Tenable Vulnerability Management Priority Scanning for CyberArk

Tenable Vulnerability Management sets a priority system that allows for flexible querying. The following is set out to describe the order Tenable Vulnerability Management tries values and the logic behind it.

1. Tenable Vulnerability Management will query CyberArk with the target value entered into the Tenable Vulnerability Management Targets configuration field. For example, if you put a FQDN in the target list, Tenable Vulnerability Management will query CyberArk with the address value of the FQDN. If you enter an IP address or range such as 192.0.2.1-20, Tenable Vulnerability Management will try to query using the IP address or IP range of the target system(s) in the CyberArk Address value. If the target system uses FQDN and can be resolved, then it will be contacted.
2. If the target value fails, Tenable Vulnerability Management will then look to see if there is a domain value (for a Windows system). If a domain value is present, Tenable Vulnerability Management will query CyberArk using the domain value for the address value to attempt to use domain credentials.

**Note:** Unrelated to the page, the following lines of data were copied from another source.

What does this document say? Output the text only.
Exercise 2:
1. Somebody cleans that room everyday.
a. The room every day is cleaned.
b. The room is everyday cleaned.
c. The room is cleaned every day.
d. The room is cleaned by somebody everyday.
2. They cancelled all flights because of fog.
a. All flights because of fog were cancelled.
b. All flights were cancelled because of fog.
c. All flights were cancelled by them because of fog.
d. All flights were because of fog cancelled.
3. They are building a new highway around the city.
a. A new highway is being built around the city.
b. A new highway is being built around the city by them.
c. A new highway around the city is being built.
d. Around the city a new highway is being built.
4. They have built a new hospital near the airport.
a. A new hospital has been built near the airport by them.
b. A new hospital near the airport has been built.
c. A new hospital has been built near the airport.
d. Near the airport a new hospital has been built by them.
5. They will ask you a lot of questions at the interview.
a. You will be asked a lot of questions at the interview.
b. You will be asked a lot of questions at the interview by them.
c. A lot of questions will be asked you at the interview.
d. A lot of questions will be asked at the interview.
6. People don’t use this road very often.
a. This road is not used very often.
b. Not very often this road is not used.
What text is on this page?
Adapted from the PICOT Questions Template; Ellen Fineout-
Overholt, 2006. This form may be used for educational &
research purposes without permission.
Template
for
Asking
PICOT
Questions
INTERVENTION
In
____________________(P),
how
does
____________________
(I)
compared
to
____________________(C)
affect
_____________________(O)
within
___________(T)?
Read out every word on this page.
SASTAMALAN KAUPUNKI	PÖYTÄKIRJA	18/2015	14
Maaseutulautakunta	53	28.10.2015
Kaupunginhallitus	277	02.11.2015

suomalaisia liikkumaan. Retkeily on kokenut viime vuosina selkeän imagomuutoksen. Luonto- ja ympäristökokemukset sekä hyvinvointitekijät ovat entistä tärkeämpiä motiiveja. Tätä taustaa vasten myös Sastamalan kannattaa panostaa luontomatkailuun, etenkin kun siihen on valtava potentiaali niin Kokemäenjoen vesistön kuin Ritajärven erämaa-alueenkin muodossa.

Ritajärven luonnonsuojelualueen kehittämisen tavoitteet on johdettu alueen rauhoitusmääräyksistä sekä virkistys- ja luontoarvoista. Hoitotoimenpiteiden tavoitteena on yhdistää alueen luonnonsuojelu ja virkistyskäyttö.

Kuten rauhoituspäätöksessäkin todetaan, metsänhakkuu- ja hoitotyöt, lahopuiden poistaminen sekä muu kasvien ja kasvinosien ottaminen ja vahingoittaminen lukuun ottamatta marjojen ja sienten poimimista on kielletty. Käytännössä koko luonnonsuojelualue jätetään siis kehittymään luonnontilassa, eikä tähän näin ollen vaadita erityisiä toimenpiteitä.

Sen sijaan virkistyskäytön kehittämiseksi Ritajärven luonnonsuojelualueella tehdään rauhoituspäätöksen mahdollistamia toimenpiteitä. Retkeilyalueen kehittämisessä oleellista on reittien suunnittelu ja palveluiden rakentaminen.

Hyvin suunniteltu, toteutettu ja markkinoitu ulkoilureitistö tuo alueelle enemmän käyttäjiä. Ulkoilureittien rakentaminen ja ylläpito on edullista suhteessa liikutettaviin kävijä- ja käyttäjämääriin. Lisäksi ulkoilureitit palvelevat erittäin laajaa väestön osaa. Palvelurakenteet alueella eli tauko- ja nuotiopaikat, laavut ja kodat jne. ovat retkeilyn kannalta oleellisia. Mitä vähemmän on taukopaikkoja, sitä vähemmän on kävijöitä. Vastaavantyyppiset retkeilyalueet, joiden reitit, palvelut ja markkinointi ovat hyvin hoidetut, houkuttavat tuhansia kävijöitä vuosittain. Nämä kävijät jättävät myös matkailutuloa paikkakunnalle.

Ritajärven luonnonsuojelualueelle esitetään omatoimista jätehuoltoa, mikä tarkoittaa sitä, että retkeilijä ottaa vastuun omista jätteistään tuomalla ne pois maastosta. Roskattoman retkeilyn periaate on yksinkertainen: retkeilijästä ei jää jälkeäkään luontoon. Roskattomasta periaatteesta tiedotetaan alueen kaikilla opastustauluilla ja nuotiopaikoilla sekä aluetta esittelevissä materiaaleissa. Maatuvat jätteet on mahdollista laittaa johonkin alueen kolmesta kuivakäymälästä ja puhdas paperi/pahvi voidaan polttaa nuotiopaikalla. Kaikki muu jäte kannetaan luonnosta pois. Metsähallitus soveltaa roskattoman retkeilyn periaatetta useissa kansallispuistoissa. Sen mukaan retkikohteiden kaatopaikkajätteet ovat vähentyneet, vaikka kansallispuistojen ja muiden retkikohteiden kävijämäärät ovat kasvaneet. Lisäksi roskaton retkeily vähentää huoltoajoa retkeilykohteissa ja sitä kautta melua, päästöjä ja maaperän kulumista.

3. If the configured target value and the domain value both fail, Tenable Vulnerability Management will then pull the IP address of the system. If the IP address does not match one of the IP addresses supplied in the target list, Tenable Vulnerability Management will then query CyberArk using the IP address of the target itself. This is checked against the target value in the configuration to prevent querying CyberArk twice with the same value.